Gwendolyn Bennett
Gwendolyn Bennett was born on July 8, 1902, in Giddings, Texas, to Joshua Robin and Mayme (née Abernathy). Bennett spent her early childhood in Washington, D.C. Her parents divorced when she was around four. Joshua kidnapped Bennett in 1910. Father and daughter lived on the run for a lengthy period, moving between Washington, D.C., Pennsylvania, and New York. Bennett had no further contact with her mother until she was an adult. She attended Brooklyn Girl’s High School and graduated in 1921. Bennett then enrolled at Columbia University’s Teachers College, while also studying in the university’s fine arts department. After two years at Columbia, Bennett transferred to the Pratt Institute.
Bennett published her first poem, “Nocturne,” in the November 1923 issue of Opportunity magazine. She also designed the magazine cover for the Crisis’s December 1923 issue. From 1924 to 1927, she taught art at Howard University, but took a year-long leave in 1925 to study art in Paris on a scholarship. Bennett’s father died on August 13, 1926, shortly after her return from Paris, from a probable suicide. He had been charged with fraud and embezzlement shortly before his death. That summer, Bennett began to design and edit a weekly literary news column for Opportunity. She was forced to resign from Howard, however, in 1927 after she became engaged to a medical student. She next studied art with painter Aaron Douglas at the Alfred C. Barnes Foundation and, after moving to New York, organized a literary society at the 135th Street Branch of the New York Public Library (now, the Countee Cullen Library) that included head librarian, Ernestine Rose, and Crisis contributor Jessie Redmon Fauset. Bennett was also a contributor and co-editor for Fire!! magazine. Bennett published over twenty poems in the 1920s. She also completed a great deal of artwork, much of which was destroyed in two fires—one at Bennett’s mother-in-law’s home in 1926, and another at her stepdaughter’s home in the early 1980s.

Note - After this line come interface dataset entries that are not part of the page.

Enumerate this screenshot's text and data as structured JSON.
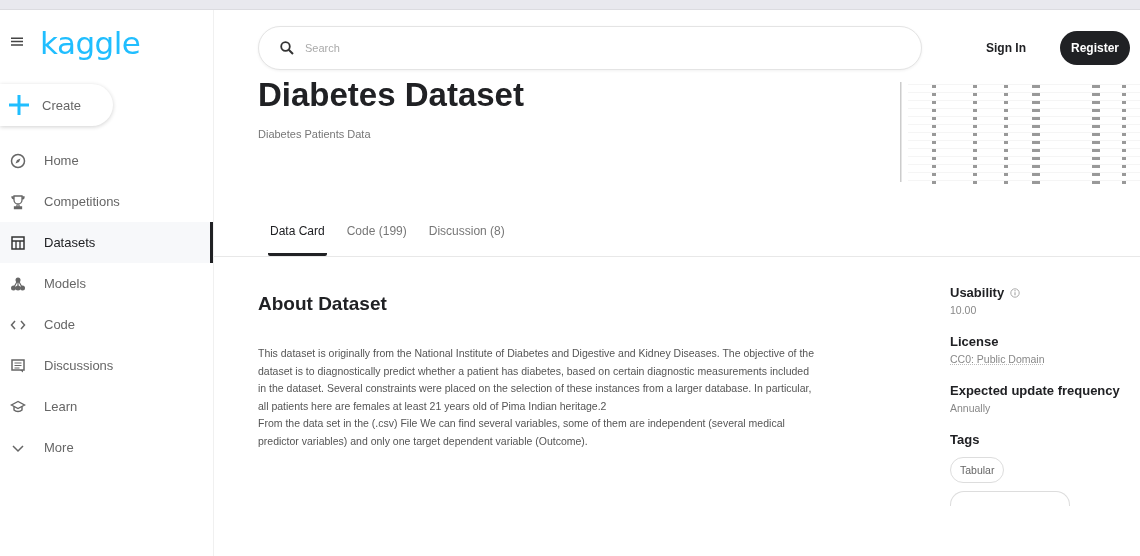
{
  "logo": "kaggle",
  "create_button": "Create",
  "sidebar": {
    "items": [
      {
        "label": "Home",
        "selected": false
      },
      {
        "label": "Competitions",
        "selected": false
      },
      {
        "label": "Datasets",
        "selected": true
      },
      {
        "label": "Models",
        "selected": false
      },
      {
        "label": "Code",
        "selected": false
      },
      {
        "label": "Discussions",
        "selected": false
      },
      {
        "label": "Learn",
        "selected": false
      },
      {
        "label": "More",
        "selected": false
      }
    ]
  },
  "search": {
    "placeholder": "Search"
  },
  "sign_in": "Sign In",
  "register": "Register",
  "dataset": {
    "title": "Diabetes Dataset",
    "subtitle": "Diabetes Patients Data"
  },
  "tabs": [
    {
      "label": "Data Card",
      "selected": true
    },
    {
      "label": "Code (199)",
      "selected": false
    },
    {
      "label": "Discussion (8)",
      "selected": false
    }
  ],
  "about": {
    "heading": "About Dataset",
    "paragraphs": [
      "This dataset is originally from the National Institute of Diabetes and Digestive and Kidney Diseases. The objective of the dataset is to diagnostically predict whether a patient has diabetes, based on certain diagnostic measurements included in the dataset. Several constraints were placed on the selection of these instances from a larger database. In particular, all patients here are females at least 21 years old of Pima Indian heritage.2",
      "From the data set in the (.csv) File We can find several variables, some of them are independent (several medical predictor variables) and only one target dependent variable (Outcome)."
    ]
  },
  "meta": [
    {
      "kind": "info",
      "label": "Usability",
      "value": "10.00"
    },
    {
      "kind": "link",
      "label": "License",
      "value": "CC0: Public Domain"
    },
    {
      "kind": "plain",
      "label": "Expected update frequency",
      "value": "Annually"
    }
  ],
  "tags": {
    "heading": "Tags",
    "items": [
      "Tabular"
    ]
  }
}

In 1928, Bennett relocated to Eustis, Florida, with her first husband, Alfred J. Jackson, and stopped writing her column. She ceased to publish for several years. Instead, she taught art and Spanish at a local high school. During this 1930s, she struggled with alcoholism. Bennett returned to New York, settling in Hempstead, in 1932. She worked odd jobs before taking a post with the Works Progress Administration (WPA) Art Project from 1935–41. In 1936, she directed the Harlem Arts Guild. In 1940, she married Richard Crosscup, a white Harvard graduate and fellow teacher. She was suspended from her post at the Harlem Art Center after coming under scrutiny from the House Un-American Activities Committee (HUAC). Bennett remained an object of the committee’s scrutiny well into the 1950s. From 1948 to 1968, she worked for the Consumers Union, until she and Crosscup decided to open and operate an antiques shop in Pennsylvania.
Bennett died on May 31, 1981, in Reading, Pennsylvania. She survived her second husband by one year.